1) As a reader, I wonder how ROBIS defined criterion for risk of bias of identification/ selection of studies. It would be great if you can say that in the poster or even tell me here. In addition, do you know of exisiting literature on assessing the identification/ selection of studies of other systematic reviews. Do they find the same thing as what you do?
2) Another thing is that why you chose to use ROBIS? Any particular reasons over AMSTAR?
3) I wonder if you tried to do analysis based on years of work. You may find that the search/ identification has improved dramatically over years or even performed better once PRISMA or AMSTAR came out. It would be interesting to see.
Last is my comment. I think 26 SR papers is a small sample and it might be hard to summarize the findings based on this limited sample size.
Thank you for your questions, Dr. Chaiyakunparuk.
1A: Table 1 includes the questions investigators should use when assessing the risk of bias in systematic reviews for the identification and selection of bias. The investigators can classify whether they believed there was a low vs. high risk of bias based on their questions from the ROBIS questionnaire.

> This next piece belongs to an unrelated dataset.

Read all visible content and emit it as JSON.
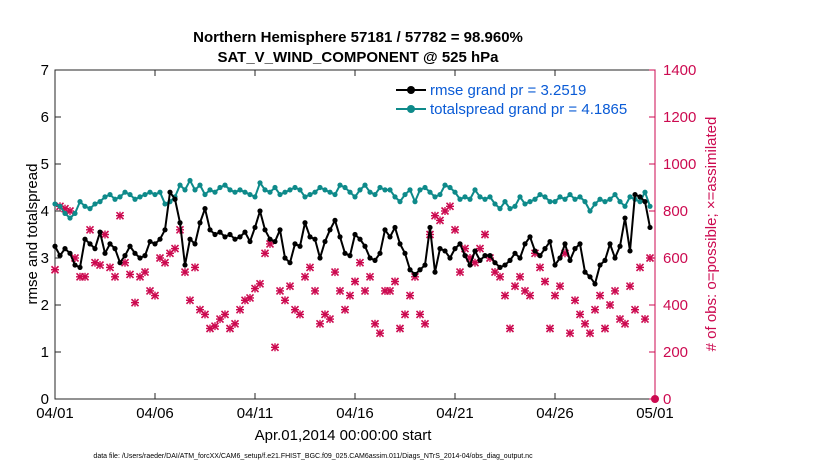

1B: Through my literature search, I am not aware of existing literature that specifically assesses the identification and selection of studies.
2A: My project is a subset of a much larger project. The AMSTAR tool was used to assess systematic reviews in the same guidelines for another project. ROBIS was used as another tool that could assess the methodology of systematic reviews.

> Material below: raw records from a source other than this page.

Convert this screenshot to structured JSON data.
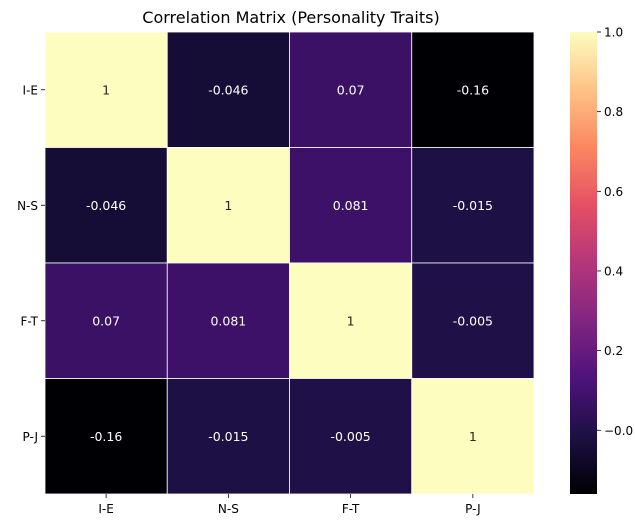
{
  "chart_data": {
    "type": "heatmap",
    "title": "Correlation Matrix (Personality Traits)",
    "xlabel": "",
    "ylabel": "",
    "x_categories": [
      "I-E",
      "N-S",
      "F-T",
      "P-J"
    ],
    "y_categories": [
      "I-E",
      "N-S",
      "F-T",
      "P-J"
    ],
    "matrix": [
      [
        1,
        -0.046,
        0.07,
        -0.16
      ],
      [
        -0.046,
        1,
        0.081,
        -0.015
      ],
      [
        0.07,
        0.081,
        1,
        -0.005
      ],
      [
        -0.16,
        -0.015,
        -0.005,
        1
      ]
    ],
    "cell_labels": [
      [
        "1",
        "-0.046",
        "0.07",
        "-0.16"
      ],
      [
        "-0.046",
        "1",
        "0.081",
        "-0.015"
      ],
      [
        "0.07",
        "0.081",
        "1",
        "-0.005"
      ],
      [
        "-0.16",
        "-0.015",
        "-0.005",
        "1"
      ]
    ],
    "colormap": "magma",
    "vmin": -0.16,
    "vmax": 1,
    "colorbar_ticks": [
      -0.0,
      0.2,
      0.4,
      0.6,
      0.8,
      1.0
    ],
    "colorbar_tick_labels": [
      "−0.0",
      "0.2",
      "0.4",
      "0.6",
      "0.8",
      "1.0"
    ],
    "grid_line_color": "#ffffff",
    "legend_position": "right"
  }
}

3: That would be interesting to see the difference in the search/identification of systematic reviews after one of the tools was published to understand their impact on research.
4: I agree that due to the small sample size, it might be hard to summarize the findings. Although, I am unsure what pooled pieces of literature besides guidelines would offer more systematic reviews to assess for a large sample size.
I find it very surprising that almost half of the systematic studies included in the guidelines have a high risk of bias and are of low methodological quality. It makes me wonder about the systematic reviews included in other guidelines and whether we should be taking a closer look at those studies as well. Nicely done.
Thank you for your comments Angie. It also makes me wonder about the systematic reviews included in other guidelines as well. I hope that there will be future studies that address the possibility of poor-quality studies being included in guidelines.
Good job Jonathan. You arrived at an important conclusion.
Thank you Dr. Barrows.
Jonny, Calvin and Sonny,
Great poster guys. Looks like alot of research went into your presentation. Sure excited you’ll all be finishing soon. Congratulations!
Interesting report, surprising how little this is considered in reviews.
Jonny, this looks like a lot of work, and contributes to fundamental guidance as the world of systematic review continues to expand.